PURPOSE: A method for manufacturing trench transistor using trench side wall as channel layer is provided to obtain a semiconductor element with a high integration by forming a vertical type channel layer through using trench side walls. CONSTITUTION: A method comprises the steps of forming a thin trench onto a silicon substrate(30); depositing a nitride film at the bottom surface of the silicon substrate, and etching the resultant structure so as to form a trench spacer at the side wall of the trench; forming an element isolation film(33B) at the silicon substrate and the lower portion of the trench by using the trench spacer as a barrier film; forming a P-well by implanting P-type impurity ion to one side wall of the trench, and an N-well by implanting N-type impurity ion to the other side wall of the trench; forming a channel area by implanting impurity ion to side walls of the trench, respectively, where the P-well and N-well are formed; forming a gate oxide film(34) at the bottom surface of the silicon substrate including the trench, depositing a gate conductive film in such a manner as to cover the trench area, and partially etching the resultant structure so as to form a gate electrode(35); implanting a low concentration impurity ion to the trench side wall where the gate electrode is not formed, so as to form a low concentration source/drain area; forming a gate spacer(36) at the side surface of the gate electrode, and implanting a high concentration impurity ion to the resultant structure so as to form a high concentration source/drain area; and depositing an inter-layer insulation film onto the silicon substrate in such a manner as to cover the gate electrode, and forming a connection wire(38) contacting the gate electrode.

Description

Method for manufacturing a trench transistor using a trench sidewall as a channel layer {METHOD OF FORMING TRENCH TRANSISTOR OR INTEGRATED CIRCUIT USING TRENCH SIDEWALL AS A CHANNEL}

BACKGROUND OF THE INVENTION 1. Field of the Invention The present invention relates to a method for manufacturing a semiconductor integrated circuit (IC), and more particularly to a method for manufacturing a trench transistor using sidewalls of a trench as a channel layer.

As semiconductor devices from simple transistors to very large scale integration (VLSI) have evolved, significant advances have been made in many areas, including manufacturing costs and performance.
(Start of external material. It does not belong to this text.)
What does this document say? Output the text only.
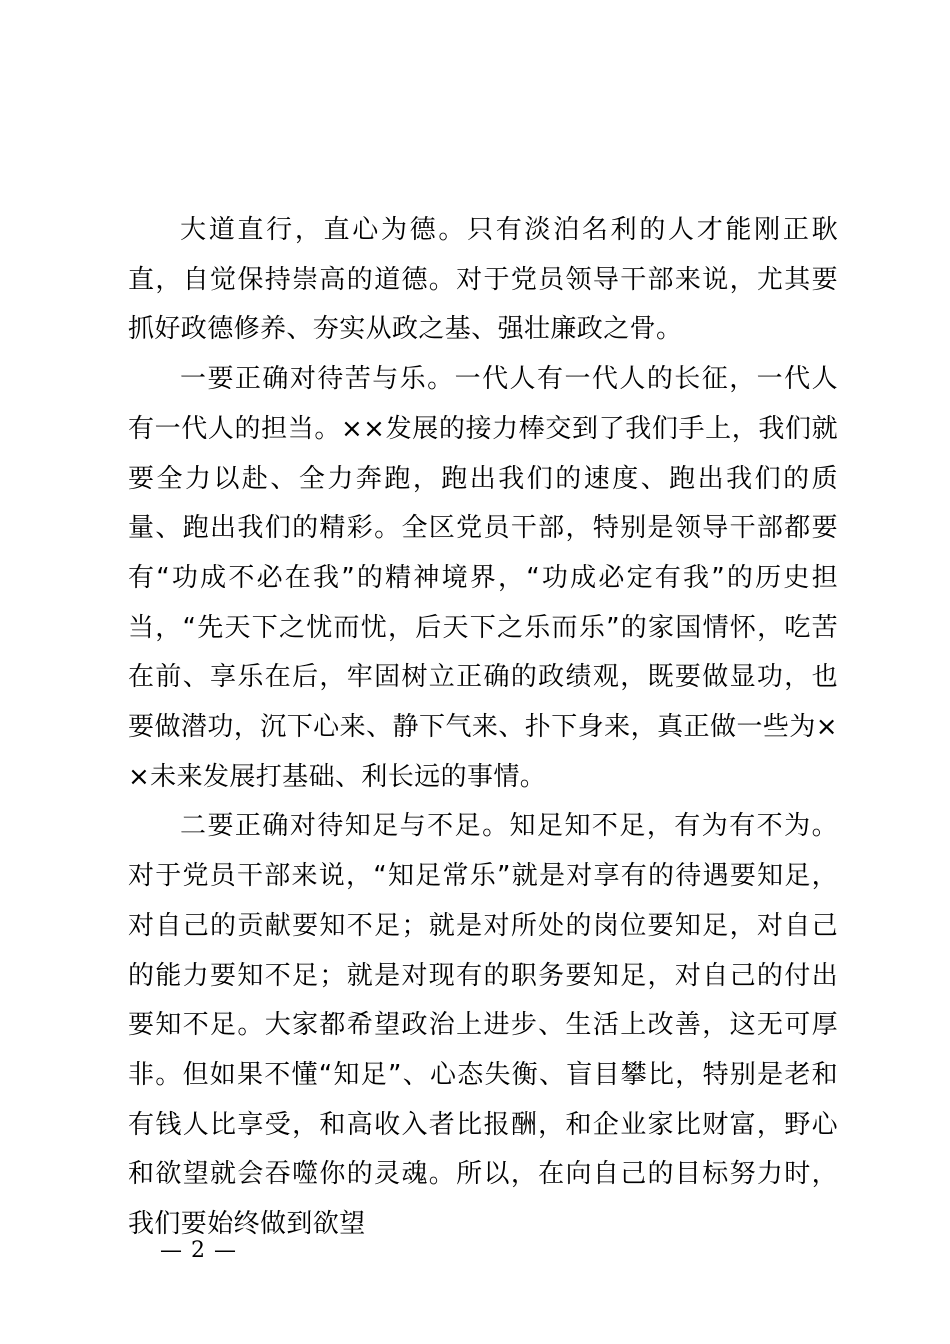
大道直行，直心为德。只有淡泊名利的人才能刚正耿直，自觉保持崇高的道德。对于党员领导干部来说，尤其要抓好政德修养、夯实从政之基、强壮廉政之骨。

一要正确对待苦与乐。一代人有一代人的长征，一代人有一代人的担当。××发展的接力棒交到了我们手上，我们就要全力以赴、全力奔跑，跑出我们的速度、跑出我们的质量、跑出我们的精彩。全区党员干部，特别是领导干部都要有“功成不必在我”的精神境界，“功成必定有我”的历史担当，“先天下之忧而忧，后天下之乐而乐”的家国情怀，吃苦在前、享乐在后，牢固树立正确的政绩观，既要做显功，也要做潜功，沉下心来、静下气来、扑下身来，真正做一些为××未来发展打基础、利长远的事情。

二要正确对待知足与不足。知足知不足，有为有不为。对于党员干部来说，“知足常乐”就是对享有的待遇要知足，对自己的贡献要知不足；就是对所处的岗位要知足，对自己的能力要知不足；就是对现有的职务要知足，对自己的付出要知不足。大家都希望政治上进步、生活上改善，这无可厚非。但如果不懂“知足”、心态失衡、盲目攀比，特别是老和有钱人比享受，和高收入者比报酬，和企业家比财富，野心和欲望就会吞噬你的灵魂。所以，在向自己的目标努力时，我们要始终做到欲望

— 2 —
One of the reasons this development has been possible is to reduce the size of circuit elements.

The most basic of such a circuit device is a highly integrated device such as a metal oxide semiconductor transistor (MOS transistor) or an insulated-gate field effect transistor (IGFET). In particular, as the size of the MOS transistor is reduced, more precise and highly integrated circuits can be manufactured.

However, the limitation that arises in reducing the size of the MOS transistor as described above is due to the limitation that appears in reducing the size of the channel width. In the MOS transistor, the channel between the source region and the drain region is formed to be non-conductive or conductive in order to perform a specific operation such as a digital operation. As the channel width gradually decreases, precision manufacturing difficulty or small contamination is reduced. The shorting of the channel layer by the material may cause the normal operation of the device to be inhibited.

Moreover, the channel width of the transistor acts as a determinant of important electrical characteristics of the semiconductor device, one of which is the transconductance which determines the magnitude of the current between the source and drain while the gate voltage is applied. As the transconductance increases, the speed at which the transistor is switched increases, so that the semiconductor device having desirable electrical characteristics must be formed so that the channel of each transistor installed in the integrated circuit can be properly adjusted.

However, a transistor configured horizontally on a semiconductor substrate makes it difficult to reduce the size of the semiconductor device because the channel layer separating the source region and the drain region occupies a large portion in the semiconductor substrate region.

Today's integrated circuits are made up of millions of transistors and millions of memory cells. When configuring transistors in a horizontal form, there is a limit to the number of transistors placed in one integrated circuit.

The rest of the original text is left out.